– Я видел, что сюда идут бандеровцы, понял, что они творят в Славянске, и я не мог оставаться в стороне. Надо было любой ценой остановить фашистов. Конечно, донецким надо было между собой разбираться, но русский язык нельзя было трогать. Мы ж один народ.
Толя перевел взгляд на разбитый пятиэтажный дом за наблюдательным пунктом. Ему стало смешно. О фашизме он слышал много раз от русских пленных, которых, предварительно накормив и напоив, передавали спецслужбам. "Что они там курят, в этой России?" – искренне удивлялся его товарищ Джексон тупому упрямству, с которым тысячи россиян шли в Украину убивать своих соседей. А "борода" в кубанке продолжал как по писаному:
– Ты понимаешь, я сегодня двоих детей вывозил из подвала. Просидели там под снарядами. Разве это можно допускать?

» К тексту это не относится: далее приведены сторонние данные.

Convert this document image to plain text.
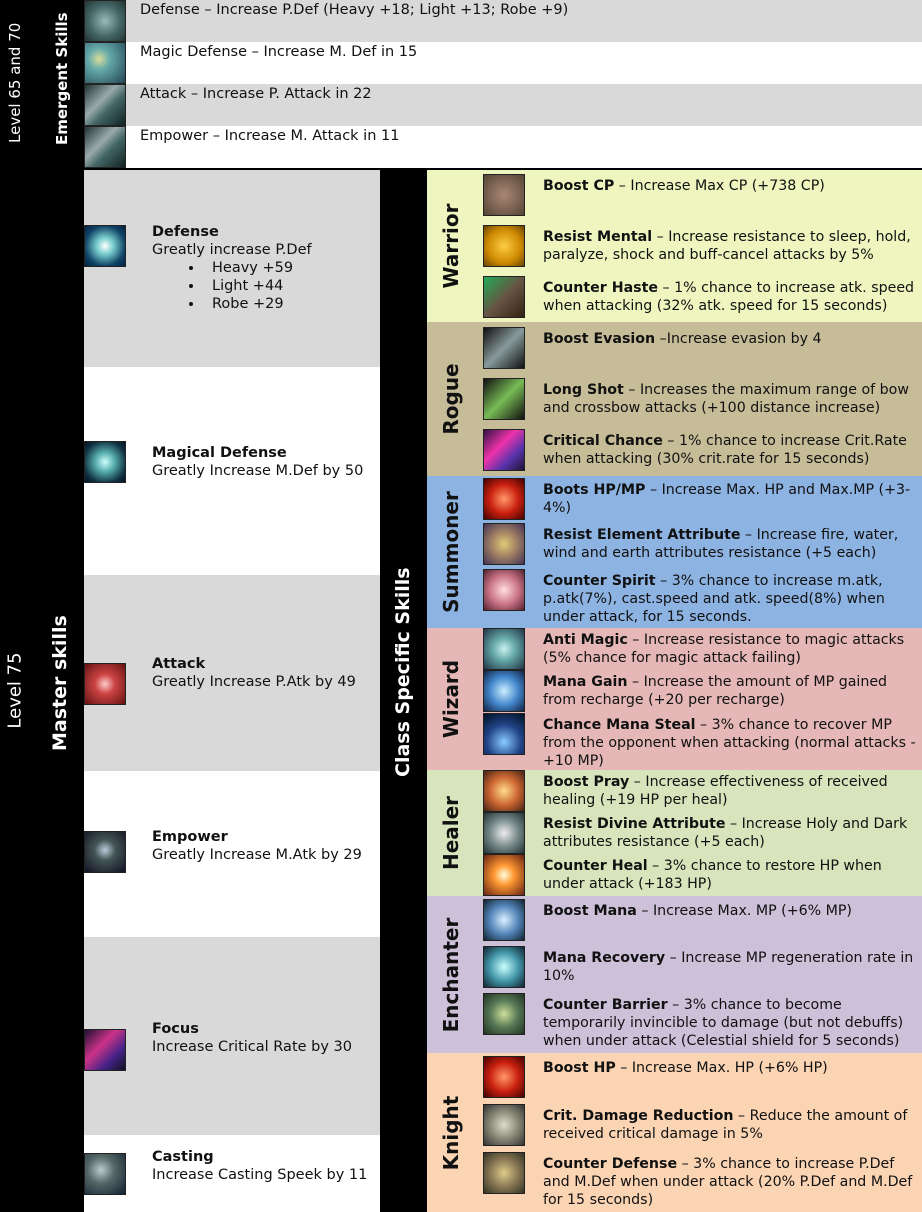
Level 65 and 70 Emergent Skills
Defense – Increase P.Def (Heavy +18; Light +13; Robe +9)
Magic Defense – Increase M. Def in 15
Attack – Increase P. Attack in 22
Empower – Increase M. Attack in 11
Level 75 Master skills
Defense
Greatly increase P.Def
• Heavy +59
• Light +44
• Robe +29
Magical Defense
Greatly Increase M.Def by 50
Attack
Greatly Increase P.Atk by 49
Empower
Greatly Increase M.Atk by 29
Focus
Increase Critical Rate by 30
Casting
Increase Casting Speek by 11
Class Specific Skills
Warrior
Boost CP – Increase Max CP (+738 CP)
Resist Mental – Increase resistance to sleep, hold, paralyze, shock and buff-cancel attacks by 5%
Counter Haste – 1% chance to increase atk. speed when attacking (32% atk. speed for 15 seconds)
Rogue
Boost Evasion –Increase evasion by 4
Long Shot – Increases the maximum range of bow and crossbow attacks (+100 distance increase)
Critical Chance – 1% chance to increase Crit.Rate when attacking (30% crit.rate for 15 seconds)
Summoner
Boots HP/MP – Increase Max. HP and Max.MP (+3-4%)
Resist Element Attribute – Increase fire, water, wind and earth attributes resistance (+5 each)
Counter Spirit – 3% chance to increase m.atk, p.atk(7%), cast.speed and atk. speed(8%) when under attack, for 15 seconds.
Wizard
Anti Magic – Increase resistance to magic attacks (5% chance for magic attack failing)
Mana Gain – Increase the amount of MP gained from recharge (+20 per recharge)
Chance Mana Steal – 3% chance to recover MP from the opponent when attacking (normal attacks - +10 MP)
Healer
Boost Pray – Increase effectiveness of received healing (+19 HP per heal)
Resist Divine Attribute – Increase Holy and Dark attributes resistance (+5 each)
Counter Heal – 3% chance to restore HP when under attack (+183 HP)
Enchanter
Boost Mana – Increase Max. MP (+6% MP)
Mana Recovery – Increase MP regeneration rate in 10%
Counter Barrier – 3% chance to become temporarily invincible to damage (but not debuffs) when under attack (Celestial shield for 5 seconds)
Knight
Boost HP – Increase Max. HP (+6% HP)
Crit. Damage Reduction – Reduce the amount of received critical damage in 5%
Counter Defense – 3% chance to increase P.Def and M.Def when under attack (20% P.Def and M.Def for 15 seconds)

Толя внимательно посмотрел в глаза парламентеру.
– Ты знаешь, Владимир Петрович, – сказал он, – все, что ты видишь вокруг, сделали ваши снаряды. А здесь, в Дебальцево, я из подвалов вывез десятки детей. И их родителей. Они сидели под вашими снарядами. Под вашими, атаман, а не под нашими.
Спутник атамана пританцовывал на месте от желания закончить этот разговор, но Зотов был очень любопытен и говорлив, как любой милицейский чиновник на пенсии.

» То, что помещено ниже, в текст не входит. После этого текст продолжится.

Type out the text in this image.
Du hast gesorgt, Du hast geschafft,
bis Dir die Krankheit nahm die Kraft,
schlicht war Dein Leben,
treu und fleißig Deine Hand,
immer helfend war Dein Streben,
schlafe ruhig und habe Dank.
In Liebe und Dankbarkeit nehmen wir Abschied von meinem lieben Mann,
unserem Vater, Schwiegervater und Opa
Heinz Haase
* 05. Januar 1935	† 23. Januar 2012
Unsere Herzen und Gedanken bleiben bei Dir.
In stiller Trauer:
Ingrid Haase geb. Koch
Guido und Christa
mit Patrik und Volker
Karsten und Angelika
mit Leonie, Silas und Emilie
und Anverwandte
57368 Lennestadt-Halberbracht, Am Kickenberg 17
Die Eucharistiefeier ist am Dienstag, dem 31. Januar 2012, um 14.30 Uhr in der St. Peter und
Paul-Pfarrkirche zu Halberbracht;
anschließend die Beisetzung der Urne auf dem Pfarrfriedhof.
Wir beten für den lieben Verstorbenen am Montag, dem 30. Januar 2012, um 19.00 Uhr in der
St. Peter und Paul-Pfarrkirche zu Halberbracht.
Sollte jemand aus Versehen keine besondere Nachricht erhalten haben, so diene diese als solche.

– Ладно, Толя, давай договоримся, – почти дружелюбно сказал Зотов. – Ты своим передашь, чтобы не били по жилым кварталам, а я своим. Хорошо?
– Хорошо, – пожал плечами разведчик. Он и так знал, что в Дебальцево украинская артиллерия не стреляет по районам, где есть мирные жители.
– А ты сам откуда? – подал голос второй парламентер.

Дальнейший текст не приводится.